Amazonie: le poumon de la planète court à sa perte

De violents incendies ont ravagé depuis plusieurs semaines la forêt Amazonienne au Brésil. Ces feux de forêts inquiètent de plus en plus les citoyens du monde durant ces derniers jours, faisant montre de leur émoi sur les réseaux sociaux par des photos ou vidéos de l’Amazonie en feu et avec comme hashtag #Prayforamazonia.

Le secrétaire général des Nations Unies, Antonio Guterres, soulève l’attention du monde au sujet de ces incendies qui sévissent dans la plus vaste forêt du monde en disant sur son compte twitter: « En pleine crise climatique mondiale, nous ne pouvons accepter davantage de dégâts sur une source majeure d’oxygène et de biodiversité. »

Le président de la République de France, Emmanuel Macron, s’est lui également montré préoccupé par cette tragédie, il s’exprime sur son compte Facebook « Notre maison brûle. Littéralement. L’Amazonie, le poumon de notre planète qui produit 20 % de notre oxygène, est en feu. C’est une crise internationale. Membres du G7, rendez-vous dans deux jours pour parler de cette urgence. »

Cristiano Ronaldo, le joueur du club italien Juventus, suivi par plus de 180 millions de fans sur instagram déclare: « La forêt tropicale Amazonienne produit plus de 20% de l’oxygène du monde et elle brûle depuis 3 semaines. C’est notre responsabilité d’aider à sauver notre planète. »

Selon l’Institut national de recherche spatiale (INPE), ces incendies ont augmenté de 83 % depuis le début de 2019 par rapport à l’année précédente. La hausse a été particulièrement criante dans les États occupés en totalité ou partiellement par la forêt amazonienne, comme l’Etat de Rondonia, celui d’Amazonas, de Roraima ou encore celui du Mato Grosso (Centre-Ouest), avec 13 682 départs de feu, soit une hausse de 87 % par rapport à toute l’année 2018. Cependant, Jusqu’à présent il est impossible d’évaluer l’étendue des dégats.

Ces incendies sont notamment provoqués par les défrichements par brûlis utilisés pour transformer des aires forestières en zones de culture et d’élevage ou pour nettoyer des zones déjà déforestées. Une pratique interdite à cette période de l’année et malgré tout très utilisée.

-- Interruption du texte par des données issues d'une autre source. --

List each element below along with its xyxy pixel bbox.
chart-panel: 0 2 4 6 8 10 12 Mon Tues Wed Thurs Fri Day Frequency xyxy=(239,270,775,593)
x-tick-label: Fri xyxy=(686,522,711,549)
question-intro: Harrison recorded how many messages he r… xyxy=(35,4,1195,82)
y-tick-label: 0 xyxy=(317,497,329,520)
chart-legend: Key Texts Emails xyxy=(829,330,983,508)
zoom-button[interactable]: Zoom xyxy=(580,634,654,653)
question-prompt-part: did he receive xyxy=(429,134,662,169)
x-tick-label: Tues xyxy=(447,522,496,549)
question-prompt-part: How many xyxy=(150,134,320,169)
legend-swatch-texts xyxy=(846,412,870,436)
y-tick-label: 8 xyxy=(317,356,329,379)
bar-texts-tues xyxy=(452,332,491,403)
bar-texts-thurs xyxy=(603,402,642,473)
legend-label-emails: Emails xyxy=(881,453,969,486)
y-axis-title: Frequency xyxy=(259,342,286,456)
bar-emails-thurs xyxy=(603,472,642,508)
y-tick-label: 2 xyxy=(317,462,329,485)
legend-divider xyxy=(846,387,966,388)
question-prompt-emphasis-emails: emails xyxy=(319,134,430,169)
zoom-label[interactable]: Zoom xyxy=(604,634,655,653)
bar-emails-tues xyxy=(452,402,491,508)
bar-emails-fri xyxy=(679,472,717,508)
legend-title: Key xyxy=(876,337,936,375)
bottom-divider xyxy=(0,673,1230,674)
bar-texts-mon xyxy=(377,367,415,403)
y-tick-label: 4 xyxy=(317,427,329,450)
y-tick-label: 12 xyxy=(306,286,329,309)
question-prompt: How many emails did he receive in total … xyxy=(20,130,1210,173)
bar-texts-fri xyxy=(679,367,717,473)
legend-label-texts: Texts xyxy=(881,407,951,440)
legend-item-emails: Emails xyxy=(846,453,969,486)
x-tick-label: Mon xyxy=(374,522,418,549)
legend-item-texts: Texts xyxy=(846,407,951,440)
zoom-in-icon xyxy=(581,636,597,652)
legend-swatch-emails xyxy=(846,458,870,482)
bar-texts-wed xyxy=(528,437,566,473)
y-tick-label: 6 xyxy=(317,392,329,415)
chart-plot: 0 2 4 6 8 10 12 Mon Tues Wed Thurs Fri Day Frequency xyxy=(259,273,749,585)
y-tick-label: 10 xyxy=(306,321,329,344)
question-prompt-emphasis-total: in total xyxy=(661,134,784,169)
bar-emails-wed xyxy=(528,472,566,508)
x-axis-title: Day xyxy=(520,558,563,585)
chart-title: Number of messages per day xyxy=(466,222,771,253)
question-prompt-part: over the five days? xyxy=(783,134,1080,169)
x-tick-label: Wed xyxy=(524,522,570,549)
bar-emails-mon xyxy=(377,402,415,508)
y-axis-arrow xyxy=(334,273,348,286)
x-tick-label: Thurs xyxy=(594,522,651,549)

La déforestation a, elle, été amplifiée de 67 %. Une hausse d’autant plus inquiétante qu’il s’agit d’un record depuis 2013.

Selon le chercheur de l’Institut de recherche environnementale sur l’Amazonie (IPAM) Paulo Moutinho, la hausse du nombre d’incendies en Amazonie brésilienne est avant tout causée par la progression de la déforestation. Ce qui est contradictoire à ce que le gouvernement brésilien stipule qui est à la base de ces catastrophes. C’est la sécheresse, la chaleur.

Le Président brésilien, Jair Bolsonaro, a insinué mercredi que des ONG pourraient avoir provoqué ces feux, afin « d’attirer l’attention » sur la suspension par Brasilia des financements alloués à la préservation de la forêt amazonienne. Les ONG recevaient entre autres 40% de subventions venues de l’étranger et suspendues en partie, ainsi que des financements publics, eux aussi stoppés par le gouvernement climato-sceptique.

Toutefois, il faut souligner qu’ en Amérique du Sud, le Brésil est le pays le plus touché par les feux de forêt en 2019, suivi par le Venezuela (26.453) et la Bolivie (16.101).